2. Give the students the tally sheet. Each team gets one tally sheet. Explain to the students that you have chosen four of the questions to concentrate on for the unit.

3. Choose one person on the team to be the tally-taker.

4. Everyone else on the team takes one of the census forms

5. Go over the 4 questions on the tally sheet one at a time. Each person will report his findings to the tally taker.

6. When each person has processed his form, he should put a check mark on the back of the form. This ensures that that form will not be counted twice. The person takes another form and puts the processed on in a special pile in the front of the room.

7. When all forms are processed, the tally sheets from each team will be collected, and all scores will be combined to get the grand total. Each team will have the grand totals. These grand totals will be needed to create the pie chart.

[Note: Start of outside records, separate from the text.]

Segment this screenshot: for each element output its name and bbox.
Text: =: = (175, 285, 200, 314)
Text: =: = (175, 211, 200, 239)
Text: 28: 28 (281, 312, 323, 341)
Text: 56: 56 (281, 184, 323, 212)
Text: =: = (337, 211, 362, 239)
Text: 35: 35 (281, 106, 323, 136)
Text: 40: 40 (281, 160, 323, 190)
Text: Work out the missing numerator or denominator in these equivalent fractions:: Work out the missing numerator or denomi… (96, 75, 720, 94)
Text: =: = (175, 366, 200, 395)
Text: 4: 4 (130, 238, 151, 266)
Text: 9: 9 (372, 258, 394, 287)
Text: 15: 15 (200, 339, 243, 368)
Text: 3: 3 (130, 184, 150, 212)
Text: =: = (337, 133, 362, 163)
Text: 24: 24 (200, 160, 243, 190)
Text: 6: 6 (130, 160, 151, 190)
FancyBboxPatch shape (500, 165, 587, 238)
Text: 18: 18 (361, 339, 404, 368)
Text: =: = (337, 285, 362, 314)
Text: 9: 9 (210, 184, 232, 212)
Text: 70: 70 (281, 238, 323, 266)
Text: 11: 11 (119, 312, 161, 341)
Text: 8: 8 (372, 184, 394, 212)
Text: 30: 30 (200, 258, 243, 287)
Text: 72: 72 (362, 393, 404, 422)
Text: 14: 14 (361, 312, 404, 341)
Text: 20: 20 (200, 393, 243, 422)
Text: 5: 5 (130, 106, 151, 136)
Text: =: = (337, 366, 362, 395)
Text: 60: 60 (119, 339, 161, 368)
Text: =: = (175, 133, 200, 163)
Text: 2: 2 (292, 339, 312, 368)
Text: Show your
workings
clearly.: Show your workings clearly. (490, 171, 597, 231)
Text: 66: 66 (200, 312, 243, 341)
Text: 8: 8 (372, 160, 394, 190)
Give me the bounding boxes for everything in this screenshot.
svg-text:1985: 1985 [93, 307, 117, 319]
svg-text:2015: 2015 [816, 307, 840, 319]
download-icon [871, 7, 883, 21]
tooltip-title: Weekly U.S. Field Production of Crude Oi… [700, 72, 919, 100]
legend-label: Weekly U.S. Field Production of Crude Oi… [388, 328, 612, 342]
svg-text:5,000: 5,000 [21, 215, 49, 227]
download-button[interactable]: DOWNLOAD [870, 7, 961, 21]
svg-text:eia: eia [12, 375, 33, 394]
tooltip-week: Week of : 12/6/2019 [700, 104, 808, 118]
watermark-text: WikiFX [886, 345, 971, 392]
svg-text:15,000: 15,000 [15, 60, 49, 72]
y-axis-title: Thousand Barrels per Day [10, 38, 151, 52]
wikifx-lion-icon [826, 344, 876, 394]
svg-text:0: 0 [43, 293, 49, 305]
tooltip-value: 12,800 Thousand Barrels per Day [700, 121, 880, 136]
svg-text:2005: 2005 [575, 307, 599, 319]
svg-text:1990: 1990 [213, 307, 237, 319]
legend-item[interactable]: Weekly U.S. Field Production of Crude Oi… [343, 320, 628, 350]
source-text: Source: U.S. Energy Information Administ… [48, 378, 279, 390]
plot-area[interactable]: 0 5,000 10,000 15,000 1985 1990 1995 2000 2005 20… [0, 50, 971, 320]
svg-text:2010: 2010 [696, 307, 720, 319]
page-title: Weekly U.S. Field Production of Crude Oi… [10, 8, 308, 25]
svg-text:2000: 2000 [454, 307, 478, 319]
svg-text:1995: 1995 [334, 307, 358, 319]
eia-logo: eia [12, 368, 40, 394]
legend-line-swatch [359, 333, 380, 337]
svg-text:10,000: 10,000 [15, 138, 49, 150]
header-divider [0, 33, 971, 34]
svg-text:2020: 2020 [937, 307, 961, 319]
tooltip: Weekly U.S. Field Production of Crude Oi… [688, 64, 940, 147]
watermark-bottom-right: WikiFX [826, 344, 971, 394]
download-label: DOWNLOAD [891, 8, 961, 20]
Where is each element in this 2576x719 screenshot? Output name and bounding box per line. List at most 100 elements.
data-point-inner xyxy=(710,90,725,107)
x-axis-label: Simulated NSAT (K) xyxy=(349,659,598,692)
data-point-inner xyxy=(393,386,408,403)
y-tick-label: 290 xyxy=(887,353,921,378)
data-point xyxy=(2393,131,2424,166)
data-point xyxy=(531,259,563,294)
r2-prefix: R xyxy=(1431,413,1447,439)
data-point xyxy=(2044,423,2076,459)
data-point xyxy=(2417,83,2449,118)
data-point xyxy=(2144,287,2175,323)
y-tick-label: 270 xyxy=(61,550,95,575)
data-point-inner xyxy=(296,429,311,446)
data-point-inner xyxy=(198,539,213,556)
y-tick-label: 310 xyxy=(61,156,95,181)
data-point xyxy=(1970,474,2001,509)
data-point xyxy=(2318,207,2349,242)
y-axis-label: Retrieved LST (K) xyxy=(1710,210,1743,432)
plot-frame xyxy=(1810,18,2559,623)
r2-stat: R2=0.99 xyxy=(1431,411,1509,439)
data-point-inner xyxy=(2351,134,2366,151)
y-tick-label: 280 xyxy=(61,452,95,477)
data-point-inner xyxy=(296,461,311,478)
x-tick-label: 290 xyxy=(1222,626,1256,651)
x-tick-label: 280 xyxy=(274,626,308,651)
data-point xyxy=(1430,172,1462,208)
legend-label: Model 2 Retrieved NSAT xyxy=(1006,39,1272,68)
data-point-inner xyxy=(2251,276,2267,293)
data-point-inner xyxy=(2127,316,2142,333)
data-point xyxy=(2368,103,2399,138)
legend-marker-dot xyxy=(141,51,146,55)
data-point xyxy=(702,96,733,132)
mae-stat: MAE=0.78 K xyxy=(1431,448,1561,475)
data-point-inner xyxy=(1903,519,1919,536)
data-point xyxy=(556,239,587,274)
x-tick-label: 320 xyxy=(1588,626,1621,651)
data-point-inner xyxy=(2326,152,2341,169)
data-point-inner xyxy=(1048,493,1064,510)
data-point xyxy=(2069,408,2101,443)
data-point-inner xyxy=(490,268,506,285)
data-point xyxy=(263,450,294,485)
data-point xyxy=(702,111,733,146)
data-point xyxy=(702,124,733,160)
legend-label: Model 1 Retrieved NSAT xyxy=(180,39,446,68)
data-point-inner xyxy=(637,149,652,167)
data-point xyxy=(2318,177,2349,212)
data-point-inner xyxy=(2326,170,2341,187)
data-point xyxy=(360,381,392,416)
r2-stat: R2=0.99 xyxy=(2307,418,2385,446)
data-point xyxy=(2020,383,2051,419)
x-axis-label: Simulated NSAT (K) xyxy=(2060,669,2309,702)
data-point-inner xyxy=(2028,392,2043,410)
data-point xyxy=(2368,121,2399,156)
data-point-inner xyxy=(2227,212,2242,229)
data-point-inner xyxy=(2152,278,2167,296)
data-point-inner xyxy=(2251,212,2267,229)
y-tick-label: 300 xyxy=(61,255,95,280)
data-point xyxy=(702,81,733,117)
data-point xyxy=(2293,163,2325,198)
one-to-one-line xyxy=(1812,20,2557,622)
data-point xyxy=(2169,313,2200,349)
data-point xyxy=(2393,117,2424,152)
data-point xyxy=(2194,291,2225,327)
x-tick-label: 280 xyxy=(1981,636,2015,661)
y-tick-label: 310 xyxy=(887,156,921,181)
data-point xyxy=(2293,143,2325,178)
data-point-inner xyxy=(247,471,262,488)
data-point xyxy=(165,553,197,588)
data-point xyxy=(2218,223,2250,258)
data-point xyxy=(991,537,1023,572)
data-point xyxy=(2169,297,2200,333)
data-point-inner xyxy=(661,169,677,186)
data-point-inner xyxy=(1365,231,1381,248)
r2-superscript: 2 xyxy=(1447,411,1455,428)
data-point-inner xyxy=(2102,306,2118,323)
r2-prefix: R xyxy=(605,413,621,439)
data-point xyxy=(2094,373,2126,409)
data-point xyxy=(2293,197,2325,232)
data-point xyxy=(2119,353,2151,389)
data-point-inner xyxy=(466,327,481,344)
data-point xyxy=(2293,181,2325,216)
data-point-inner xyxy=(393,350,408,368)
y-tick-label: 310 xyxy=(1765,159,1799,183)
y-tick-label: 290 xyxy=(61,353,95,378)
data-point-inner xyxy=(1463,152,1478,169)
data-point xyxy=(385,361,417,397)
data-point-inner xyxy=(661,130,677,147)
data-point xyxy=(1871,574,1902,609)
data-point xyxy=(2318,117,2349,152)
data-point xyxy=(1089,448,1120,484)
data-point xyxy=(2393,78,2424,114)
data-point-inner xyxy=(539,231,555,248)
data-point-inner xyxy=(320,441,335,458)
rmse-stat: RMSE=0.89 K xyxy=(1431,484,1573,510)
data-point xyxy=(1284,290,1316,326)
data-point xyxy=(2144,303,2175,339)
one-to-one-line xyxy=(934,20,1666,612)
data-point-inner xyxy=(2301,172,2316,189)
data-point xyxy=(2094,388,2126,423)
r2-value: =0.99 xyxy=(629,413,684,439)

Creating the Chart (3 periods)

1. Assign one question on the tally sheet to each team. 2. Have each team open the template for the question assigned to it. The templates we used in our class are:Unfinished Birth Month, Unfinished Family Birth Month, Unfinished Gender and Unfinished Siblings.
3. Use the grand total tally sheets to transfer the data into the tally column.

4. Give out the “Which Type of Chart Should I Create?”flowchart. Make sure students understand that the pie chart is the right one because the answers to the questions can be expressed as a percentage.

5. Using the handout, “Census 2010, Creating a Chart”,go step-by step helping the students create a pie chart.

6. Make sure they format it attractively.

Conclusion and Wrap Up (2-3 Periods)

1. Have students research the following information for homework:

a. What month(s) are most people born in? Why?

b. Are the number of males and females in the world equal? Why or why not?

c. In the United States, how many children do most families have?

2. The next class, discuss the answers the students came up with.

3. Allow students at least a period to discuss their presentations and rehearse.

4. Have each team come up to the front of the class and present their chart.

a. Did their charts reflect the results found in their homework? Discuss why or why not in class.

Reinforcement

A project like this can be used without the census questions. You can ask the class questions like, “How do you get to school?”, “How many siblings do you have?”and “What kind of pet do you have?” You can make several charts throughout the year to reinforce the lesson.

Benchmark or Standards:

New York State Standards
This lesson plan is compliant with the following New York State Standards:

MST Standard 2: Information Systems

Students will access, generate, process, and transfer information using appropriate technologies.

MST Standard 5: Technology

Students will apply technological knowledge and skills to design, construct, use, and evaluate products and systems to satisfy human and environmental needs.

MST Standard 7: Interdisciplinary Problem Solving Students will apply the knowledge and thinking skills of mathematics, science, and technology to address real-life problems and make informed decisions.